Providing a potential sneak preview of his general election talking points, he asked, "Will we risk the confused leadership of an inexperienced candidate who once suggested bombing our ally, Pakistan?" The likely nominee's comments referenced a counter-terrorism policy speech that the presidential hopeful gave in August in Washington, DC. While lamenting what he perceived as the Bush administration's misguided war in Iraq and its distraction from al-Qaeda strongholds in Afghanistan and Pakistan, the Illinois senator struck an offensive tone.
"Let me make this clear. There are terrorists holed up in those mountains, that murdered 3,000 Americans," he said, continuing with resolve: "If we have actionable intelligence about high-valued terrorist targets and President Musharraf will not act, we will."
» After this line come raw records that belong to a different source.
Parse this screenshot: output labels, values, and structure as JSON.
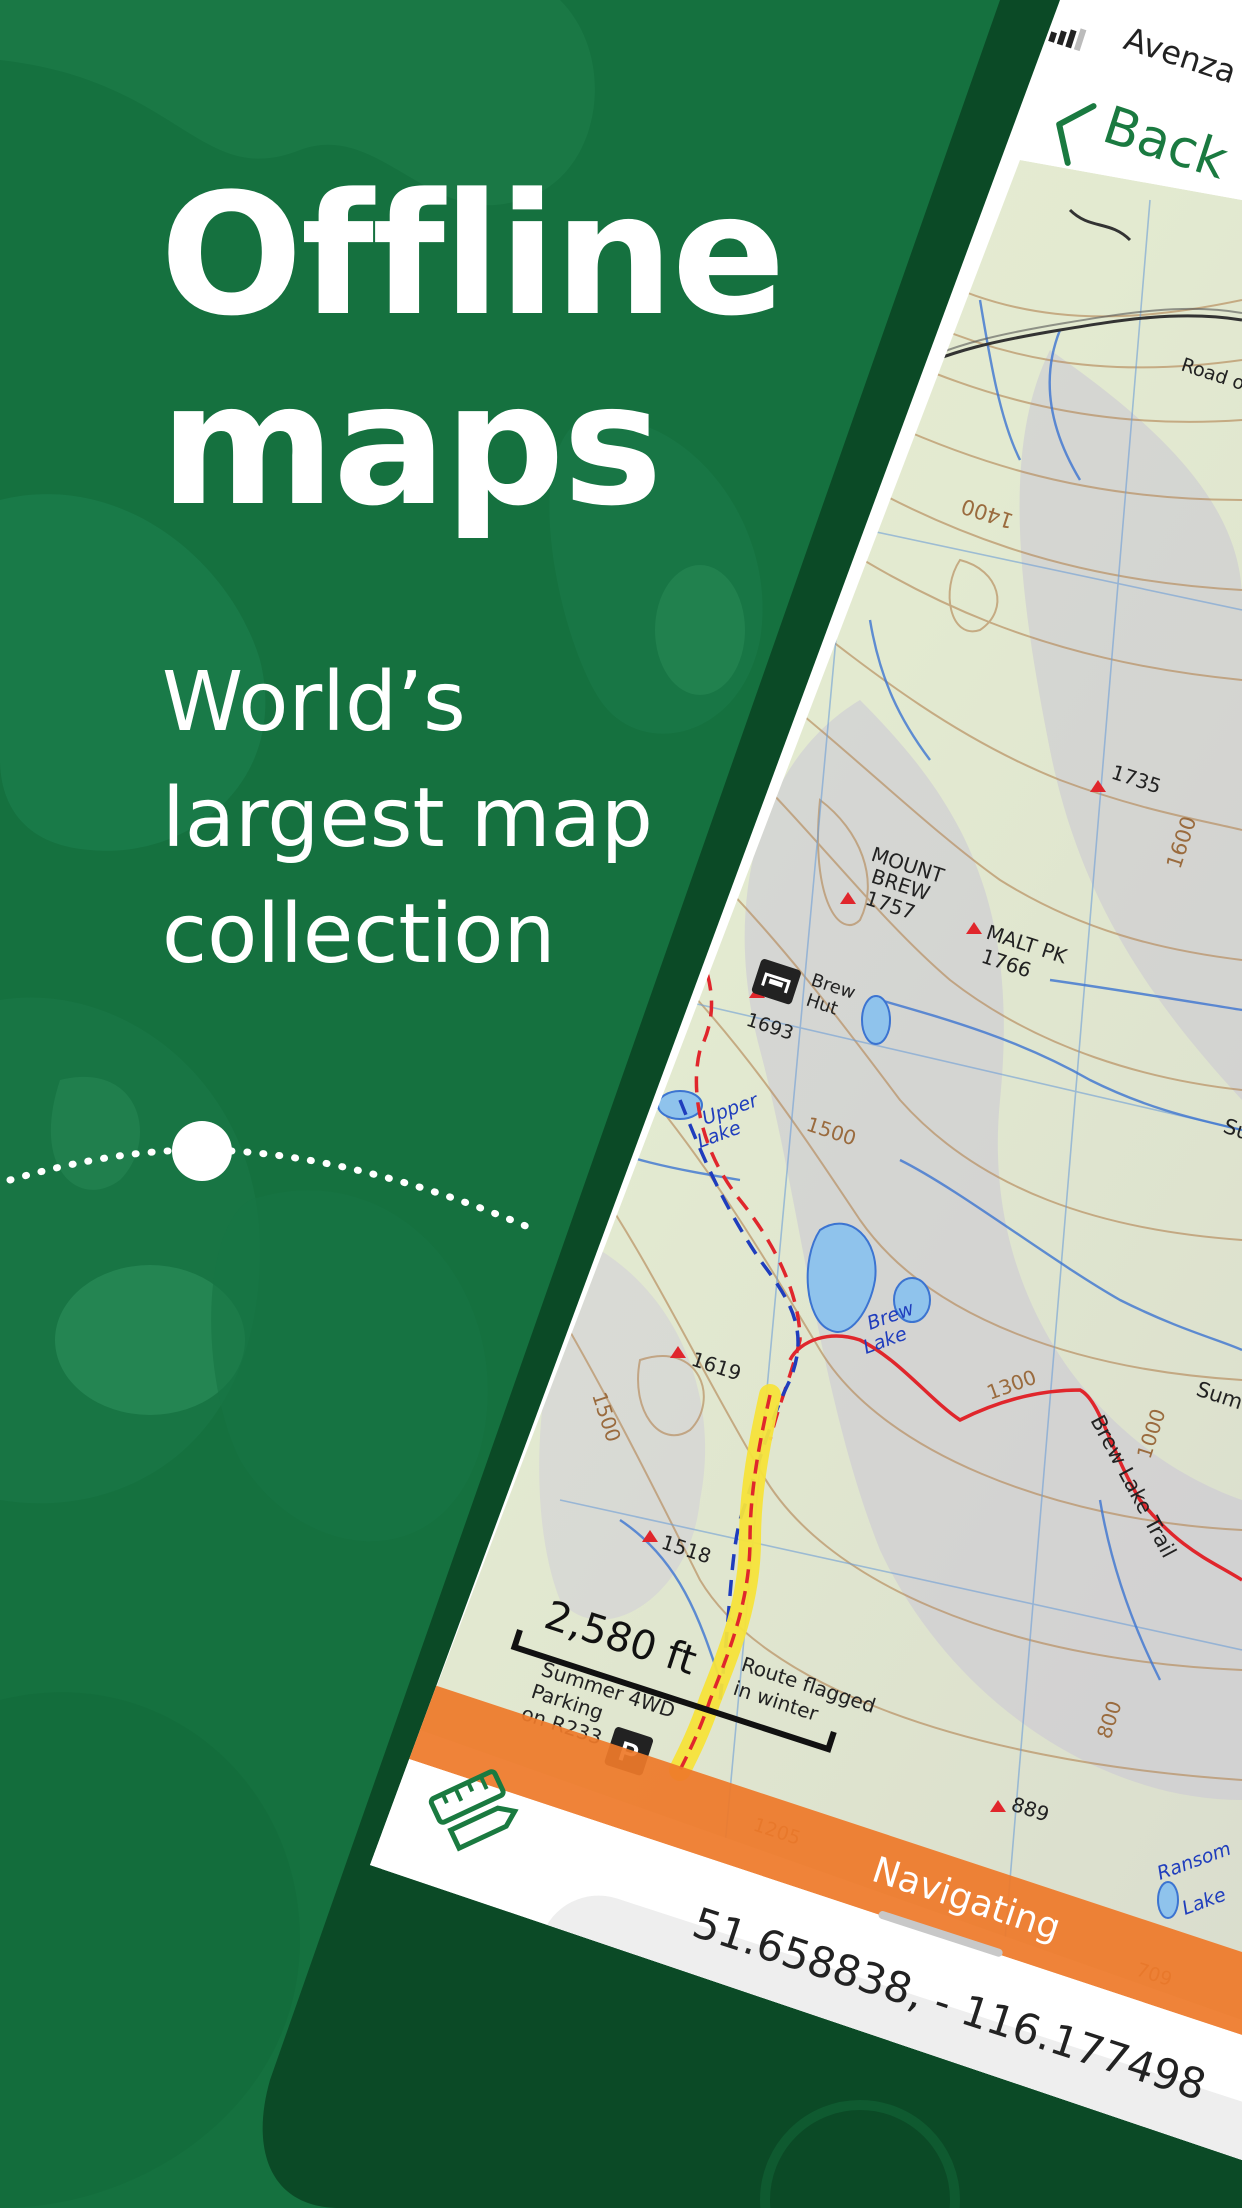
{
  "headline": {
    "line1": "Offline",
    "line2": "maps"
  },
  "subheadline": {
    "line1": "World’s",
    "line2": "largest map",
    "line3": "collection"
  },
  "status_bar": {
    "carrier": "Avenza"
  },
  "nav": {
    "back_label": "Back"
  },
  "map": {
    "labels": {
      "road": "Road out",
      "contour_1400": "1400",
      "contour_1600": "1600",
      "contour_1500_a": "1500",
      "contour_1500_b": "1500",
      "contour_1300": "1300",
      "contour_1000": "1000",
      "contour_800": "800",
      "contour_1205": "1205",
      "contour_709": "709",
      "peak_1735": "1735",
      "mount_brew": "MOUNT",
      "mount_brew_2": "BREW",
      "mount_brew_elev": "1757",
      "malt_pk": "MALT PK",
      "malt_pk_elev": "1766",
      "brew_hut": "Brew",
      "brew_hut_2": "Hut",
      "hut_elev": "1693",
      "upper_lake": "Upper",
      "upper_lake_2": "Lake",
      "brew_lake": "Brew",
      "brew_lake_2": "Lake",
      "peak_1619": "1619",
      "peak_1518": "1518",
      "peak_889": "889",
      "brew_lake_trail": "Brew Lake Trail",
      "route_note": "Route flagged",
      "route_note_2": "in winter",
      "parking": "Summer 4WD",
      "parking_2": "Parking",
      "parking_3": "on R233",
      "parking_icon": "P",
      "ransom_lake": "Ransom",
      "ransom_lake_2": "Lake",
      "sum_a": "Su",
      "sum_b": "Sum"
    },
    "scale_bar": "2,580 ft"
  },
  "navigation_status": "Navigating",
  "coordinates": "51.658838, - 116.177498",
  "icons": {
    "measure_tool": "ruler-pencil-icon",
    "back": "chevron-left-icon",
    "signal": "signal-bars-icon",
    "hut": "hut-icon",
    "parking": "parking-icon"
  },
  "colors": {
    "brand_green": "#15713f",
    "dark_green": "#0e5a30",
    "frame": "#0b4a26",
    "accent_orange": "#ee7a2a",
    "ui_green": "#1a7a40"
  }
}
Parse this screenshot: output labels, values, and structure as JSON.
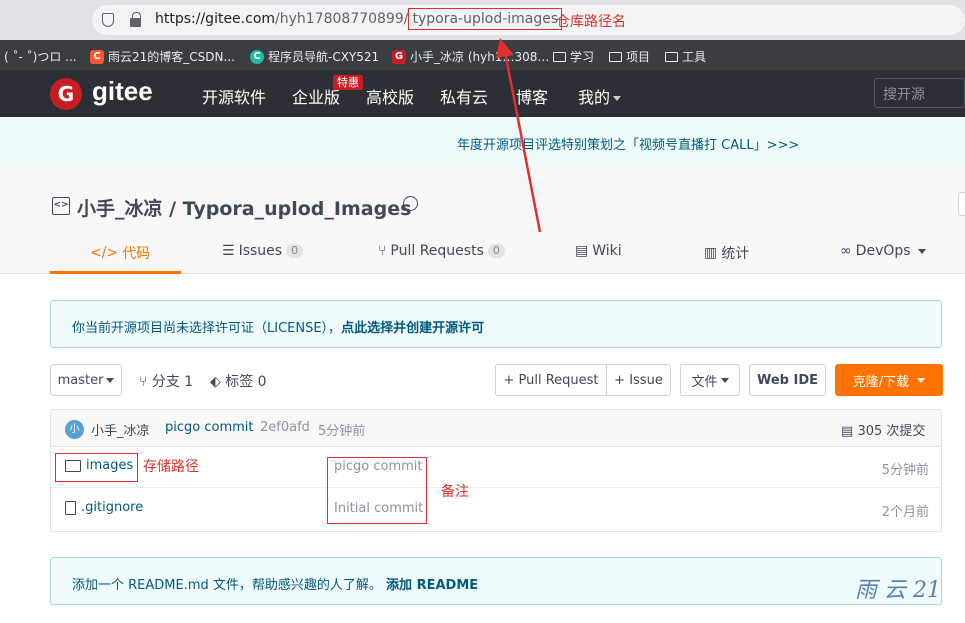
{
  "browser": {
    "url_host": "https://gitee.com",
    "url_path": "/hyh17808770899/",
    "url_repo": "typora-uplod-images",
    "bookmarks": [
      {
        "label": "( ˚- ˚)つロ ...",
        "icon": "",
        "color": ""
      },
      {
        "label": "雨云21的博客_CSDN...",
        "icon": "C",
        "color": "#fc5531"
      },
      {
        "label": "程序员导航-CXY521",
        "icon": "C",
        "color": "#21b8a6"
      },
      {
        "label": "小手_冰凉 (hyh1…308…",
        "icon": "G",
        "color": "#c71d23"
      },
      {
        "label": "学习",
        "icon": "folder-icon",
        "color": ""
      },
      {
        "label": "项目",
        "icon": "folder-icon",
        "color": ""
      },
      {
        "label": "工具",
        "icon": "folder-icon",
        "color": ""
      }
    ]
  },
  "annotations": {
    "repo_path": "仓库路径名",
    "storage_path": "存储路径",
    "remark": "备注"
  },
  "nav": {
    "logo": "gitee",
    "items": [
      "开源软件",
      "企业版",
      "高校版",
      "私有云",
      "博客",
      "我的"
    ],
    "badge": "特惠",
    "search_placeholder": "搜开源"
  },
  "banner": {
    "text": "年度开源项目评选特别策划之「视频号直播打 CALL」>>>"
  },
  "repo": {
    "owner": "小手_冰凉",
    "name": "Typora_uplod_Images",
    "title": "小手_冰凉 / Typora_uplod_Images",
    "tabs": [
      {
        "label": "代码",
        "icon": "code-icon",
        "count": ""
      },
      {
        "label": "Issues",
        "icon": "issues-icon",
        "count": "0"
      },
      {
        "label": "Pull Requests",
        "icon": "pull-request-icon",
        "count": "0"
      },
      {
        "label": "Wiki",
        "icon": "wiki-icon",
        "count": ""
      },
      {
        "label": "统计",
        "icon": "chart-icon",
        "count": ""
      },
      {
        "label": "DevOps",
        "icon": "devops-icon",
        "count": ""
      }
    ]
  },
  "license": {
    "text": "你当前开源项目尚未选择许可证（LICENSE），",
    "link": "点此选择并创建开源许可"
  },
  "toolbar": {
    "branch": "master",
    "branches": "分支 1",
    "tags": "标签 0",
    "pull_request": "+ Pull Request",
    "issue": "+ Issue",
    "files": "文件",
    "web_ide": "Web IDE",
    "clone": "克隆/下载"
  },
  "commit": {
    "avatar_letter": "小",
    "author": "小手_冰凉",
    "message": "picgo commit",
    "hash": "2ef0afd",
    "time": "5分钟前",
    "total": "305 次提交"
  },
  "files": [
    {
      "name": "images",
      "type": "folder",
      "message": "picgo commit",
      "time": "5分钟前"
    },
    {
      "name": ".gitignore",
      "type": "file",
      "message": "Initial commit",
      "time": "2个月前"
    }
  ],
  "readme": {
    "text": "添加一个 README.md 文件，帮助感兴趣的人了解。",
    "link": "添加 README"
  },
  "watermark": "雨 云 21"
}
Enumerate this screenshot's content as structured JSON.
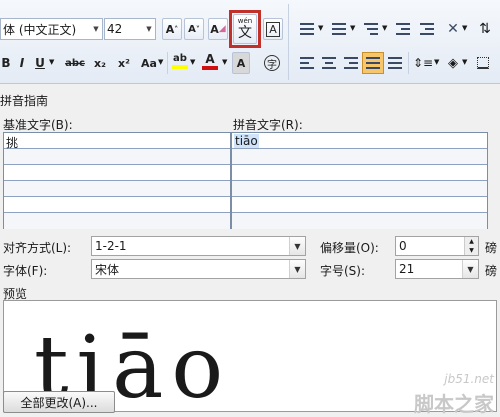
{
  "ribbon": {
    "font_name": "体 (中文正文)",
    "font_size": "42",
    "grow_font": "A",
    "shrink_font": "A",
    "clear_format": "A",
    "phonetic_guide_top": "wén",
    "phonetic_guide_char": "文",
    "char_border": "A",
    "bold": "B",
    "italic": "I",
    "underline": "U",
    "strikethrough": "abc",
    "subscript": "x₂",
    "superscript": "x²",
    "change_case": "Aa",
    "highlight": "ab",
    "font_color": "A",
    "enclose_char": "字",
    "accent_red": "#c2302a",
    "highlight_yellow": "#ffff00",
    "font_red": "#d01010",
    "active_orange": "#f7c66b"
  },
  "dialog": {
    "title": "拼音指南",
    "base_text_label": "基准文字(B):",
    "ruby_text_label": "拼音文字(R):",
    "base_rows": [
      "挑",
      "",
      "",
      "",
      "",
      ""
    ],
    "ruby_rows": [
      "tiāo",
      "",
      "",
      "",
      "",
      ""
    ],
    "alignment_label": "对齐方式(L):",
    "alignment_value": "1-2-1",
    "offset_label": "偏移量(O):",
    "offset_value": "0",
    "offset_unit": "磅",
    "font_label": "字体(F):",
    "font_value": "宋体",
    "size_label": "字号(S):",
    "size_value": "21",
    "size_unit": "磅",
    "preview_label": "预览",
    "preview_text": "tiāo",
    "apply_all_button": "全部更改(A)...",
    "watermark_url": "jb51.net",
    "watermark_text": "脚本之家"
  }
}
Obama at the time was talking about attacking known al-Qaeda terrorist targets, not suggesting mounting an attack on the country or government of Pakistan. Still, he caught flak shortly thereafter from some on both sides of the aisle for discussing the merits of attacking a sovereign ally.
And McCain saw no distinction, while speaking with reporters, today. "That's still bombing Pakistan," he said when pressed on the topic. McCain then sidestepped, discussing the merits of diplomacy. "The first thing you do is you don't tell people what you're going to do; you make plans, and you work with the other country that is your ally and friend, which Pakistan is."